An example of proving summation identities with computer

I am trying to learn how to use computers to prove identities like this one

$$ \sum_{k=m}^n{k\choose k-m}{2n\choose 2k}=4^{n-m}\frac{n(2n-m-1)!}{(2n-2m)!m!}, $$

which I came across on math.stackexchange.com. If you put it Mathematica and simplify, you will simply get a True without any explanation. But how dose computer know it? In the following, I will explain one possible way that machines can prove this for us -- using creative telescoping algorithms.

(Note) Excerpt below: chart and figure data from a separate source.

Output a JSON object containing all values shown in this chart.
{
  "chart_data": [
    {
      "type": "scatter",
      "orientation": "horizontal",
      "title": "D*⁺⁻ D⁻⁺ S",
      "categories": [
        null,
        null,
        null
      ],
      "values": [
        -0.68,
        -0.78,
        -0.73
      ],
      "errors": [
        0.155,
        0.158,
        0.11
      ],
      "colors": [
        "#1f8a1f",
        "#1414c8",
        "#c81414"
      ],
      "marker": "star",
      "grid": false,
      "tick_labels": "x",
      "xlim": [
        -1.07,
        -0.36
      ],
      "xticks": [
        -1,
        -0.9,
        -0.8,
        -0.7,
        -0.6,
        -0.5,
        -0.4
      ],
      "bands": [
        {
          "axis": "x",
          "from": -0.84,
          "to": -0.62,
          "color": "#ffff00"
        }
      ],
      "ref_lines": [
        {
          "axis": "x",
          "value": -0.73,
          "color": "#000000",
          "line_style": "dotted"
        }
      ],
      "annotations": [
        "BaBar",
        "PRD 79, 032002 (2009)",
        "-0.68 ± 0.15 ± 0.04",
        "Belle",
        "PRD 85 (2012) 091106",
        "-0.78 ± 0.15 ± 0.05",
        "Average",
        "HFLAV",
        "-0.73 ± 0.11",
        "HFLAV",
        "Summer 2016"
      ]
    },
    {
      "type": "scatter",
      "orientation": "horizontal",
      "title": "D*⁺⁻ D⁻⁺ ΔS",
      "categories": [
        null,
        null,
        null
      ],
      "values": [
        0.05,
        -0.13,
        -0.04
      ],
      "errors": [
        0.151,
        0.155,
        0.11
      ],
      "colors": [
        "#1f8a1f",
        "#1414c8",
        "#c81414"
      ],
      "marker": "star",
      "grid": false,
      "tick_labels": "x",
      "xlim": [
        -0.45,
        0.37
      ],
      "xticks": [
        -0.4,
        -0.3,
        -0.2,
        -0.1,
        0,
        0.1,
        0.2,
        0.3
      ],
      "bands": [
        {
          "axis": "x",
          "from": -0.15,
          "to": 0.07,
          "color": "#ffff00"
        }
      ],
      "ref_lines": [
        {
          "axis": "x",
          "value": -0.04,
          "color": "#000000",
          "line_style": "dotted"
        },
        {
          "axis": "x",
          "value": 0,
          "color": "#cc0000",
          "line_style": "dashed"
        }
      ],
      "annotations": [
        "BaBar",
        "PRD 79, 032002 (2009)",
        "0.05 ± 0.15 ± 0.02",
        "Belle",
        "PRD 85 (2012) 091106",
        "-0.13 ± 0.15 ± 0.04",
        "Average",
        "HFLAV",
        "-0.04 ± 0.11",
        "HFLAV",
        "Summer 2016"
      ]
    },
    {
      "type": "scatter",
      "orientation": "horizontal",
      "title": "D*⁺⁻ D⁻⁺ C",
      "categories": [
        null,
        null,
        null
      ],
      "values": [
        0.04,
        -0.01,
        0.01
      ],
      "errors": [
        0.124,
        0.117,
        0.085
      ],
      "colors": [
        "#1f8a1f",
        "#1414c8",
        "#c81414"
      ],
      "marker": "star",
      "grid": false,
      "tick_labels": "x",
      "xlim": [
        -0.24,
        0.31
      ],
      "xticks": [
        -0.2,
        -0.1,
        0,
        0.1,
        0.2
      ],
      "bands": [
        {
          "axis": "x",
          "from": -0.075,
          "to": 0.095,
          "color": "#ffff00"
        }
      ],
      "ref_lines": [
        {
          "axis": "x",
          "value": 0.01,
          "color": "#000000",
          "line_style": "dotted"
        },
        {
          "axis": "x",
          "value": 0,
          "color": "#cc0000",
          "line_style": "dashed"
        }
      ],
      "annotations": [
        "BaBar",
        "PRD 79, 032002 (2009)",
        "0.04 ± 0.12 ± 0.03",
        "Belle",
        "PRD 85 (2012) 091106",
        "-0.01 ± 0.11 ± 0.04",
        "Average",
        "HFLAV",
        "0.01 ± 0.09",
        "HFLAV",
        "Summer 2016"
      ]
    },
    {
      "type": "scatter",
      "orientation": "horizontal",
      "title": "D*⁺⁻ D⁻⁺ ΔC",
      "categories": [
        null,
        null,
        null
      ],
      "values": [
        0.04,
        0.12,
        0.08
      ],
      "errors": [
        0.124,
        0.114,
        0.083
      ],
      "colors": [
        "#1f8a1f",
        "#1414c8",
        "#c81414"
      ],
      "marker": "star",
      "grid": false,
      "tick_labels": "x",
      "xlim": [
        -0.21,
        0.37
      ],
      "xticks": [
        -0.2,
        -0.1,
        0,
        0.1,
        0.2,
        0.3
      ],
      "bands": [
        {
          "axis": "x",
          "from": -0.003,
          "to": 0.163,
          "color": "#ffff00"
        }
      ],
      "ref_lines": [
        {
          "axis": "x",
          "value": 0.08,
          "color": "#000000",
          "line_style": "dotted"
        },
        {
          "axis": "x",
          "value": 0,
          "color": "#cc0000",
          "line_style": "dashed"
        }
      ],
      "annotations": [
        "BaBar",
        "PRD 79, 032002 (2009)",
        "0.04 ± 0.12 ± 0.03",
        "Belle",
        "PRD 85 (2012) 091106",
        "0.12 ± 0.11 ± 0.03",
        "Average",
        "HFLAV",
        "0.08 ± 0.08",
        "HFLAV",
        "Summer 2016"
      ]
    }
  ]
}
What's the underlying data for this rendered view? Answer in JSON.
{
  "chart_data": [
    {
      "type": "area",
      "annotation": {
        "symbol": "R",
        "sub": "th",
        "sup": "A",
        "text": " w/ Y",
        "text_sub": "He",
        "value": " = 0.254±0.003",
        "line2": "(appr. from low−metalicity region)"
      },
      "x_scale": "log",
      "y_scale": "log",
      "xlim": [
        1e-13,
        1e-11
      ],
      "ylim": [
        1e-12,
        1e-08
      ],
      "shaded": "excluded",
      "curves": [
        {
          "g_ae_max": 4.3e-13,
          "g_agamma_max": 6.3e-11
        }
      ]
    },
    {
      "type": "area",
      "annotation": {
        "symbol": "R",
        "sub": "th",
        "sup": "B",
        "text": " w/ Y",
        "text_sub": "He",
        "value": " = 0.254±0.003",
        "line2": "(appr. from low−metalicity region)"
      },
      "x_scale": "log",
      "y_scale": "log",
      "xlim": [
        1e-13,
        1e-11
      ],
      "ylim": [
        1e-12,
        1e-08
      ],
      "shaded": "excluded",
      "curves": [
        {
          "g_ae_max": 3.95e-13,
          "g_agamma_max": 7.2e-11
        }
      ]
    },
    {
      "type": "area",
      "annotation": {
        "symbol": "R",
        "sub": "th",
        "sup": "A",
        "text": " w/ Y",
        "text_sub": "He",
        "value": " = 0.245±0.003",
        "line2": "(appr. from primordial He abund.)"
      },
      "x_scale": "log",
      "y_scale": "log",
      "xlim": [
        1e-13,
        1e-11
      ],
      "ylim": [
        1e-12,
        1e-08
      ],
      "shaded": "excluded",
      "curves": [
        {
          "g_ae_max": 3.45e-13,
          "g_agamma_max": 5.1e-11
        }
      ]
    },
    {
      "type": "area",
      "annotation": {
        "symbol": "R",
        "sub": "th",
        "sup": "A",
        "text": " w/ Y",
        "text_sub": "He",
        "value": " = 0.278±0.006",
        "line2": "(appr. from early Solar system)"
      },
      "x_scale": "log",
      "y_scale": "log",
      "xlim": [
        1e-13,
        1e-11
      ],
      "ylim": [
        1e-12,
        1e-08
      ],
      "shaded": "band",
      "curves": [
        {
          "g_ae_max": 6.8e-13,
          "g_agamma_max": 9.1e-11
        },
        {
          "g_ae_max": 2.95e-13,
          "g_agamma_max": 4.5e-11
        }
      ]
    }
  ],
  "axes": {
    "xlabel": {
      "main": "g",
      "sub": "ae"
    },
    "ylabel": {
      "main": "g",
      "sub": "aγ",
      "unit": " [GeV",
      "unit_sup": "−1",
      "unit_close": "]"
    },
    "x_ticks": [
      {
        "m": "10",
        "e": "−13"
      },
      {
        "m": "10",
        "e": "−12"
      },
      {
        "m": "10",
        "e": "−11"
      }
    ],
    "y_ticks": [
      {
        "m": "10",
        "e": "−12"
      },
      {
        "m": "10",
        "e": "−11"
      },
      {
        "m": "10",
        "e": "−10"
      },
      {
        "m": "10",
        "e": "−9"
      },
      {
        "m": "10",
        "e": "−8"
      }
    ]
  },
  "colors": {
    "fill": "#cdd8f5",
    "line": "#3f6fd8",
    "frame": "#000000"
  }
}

I am going to use the Mathematica package Sigma by Carsten Schneider.

First the left-hand-side can be written as

$$ S(n_0)=\underset{k=0}{\overset{n_0}{\sum }} f(n_0,k) $$

where $n_0=n-m$ and

$$ f(n_0,k)= \left( \begin{array}{c} k+m \\ k \\ \end{array} \right) \left( \begin{array}{c} 2 \left(m+n_0\right) \\ 2 (k+m) \\ \end{array} \right) . $$

Next, let

$$ c_0(n)=2 (1 + m + n_0) (m + 2 n_0) (1 + m + 2 n_0), $$

and

$$ c_1(n)=-(1 + n_0) (m + n_0) (1 + 2 n_0) $$

and

$$ g(n_0,k)=-\frac{k (2 k+2 m-1) \left(m+n_0+1\right) \binom{k+m}{k} \left(2 k m+4 k n_0+2 k-4 m n_0-3 m-6 n_0^2-7 n_0-2\right) \binom{2 m+2 n_0}{2 k+2 m}}{\left(2 k-2 n_0-1\right) \left(k-n_0-1\right)}. $$

Then you can verify in your favorite CAS system that

$$ g\left(n_0,k+1\right)-g\left(n_0,k\right)=c_0\left(n_0\right) f\left(n_0,k\right)+c_1\left(n_0\right) f\left(n_0+1,k\right) . $$

I did not magically find this recursion myself. This is done by Sigma.

Summing over $k=1,..n_0-1$, the left-hand-side telescopes (perhaps this is where the name creative-telescoping comes from), and we get

$$ c_0(n_0) S\left(n_0\right)+c_1(n_0) S\left(n_0+1\right)=0 $$

This is a simple recursion. Put in $S(0)=f(0,0)=1$, we get

$$ S(n_0)= \frac{4^{n_0} \left(m+n_0\right) \left(m+2 n_0-1\right)!}{m! \left(2 n_0\right)!} = \frac{n 4^{n-m} (-m+2 n-1)!}{m! (2 n-2 m)!} . $$

where we substitute by $n_0=n-m$. This is exactly the right-hand-side.

All these have been completely automated. What you need to do is only to trust the computer when it says something is true. See Schneider's paper for many more examples!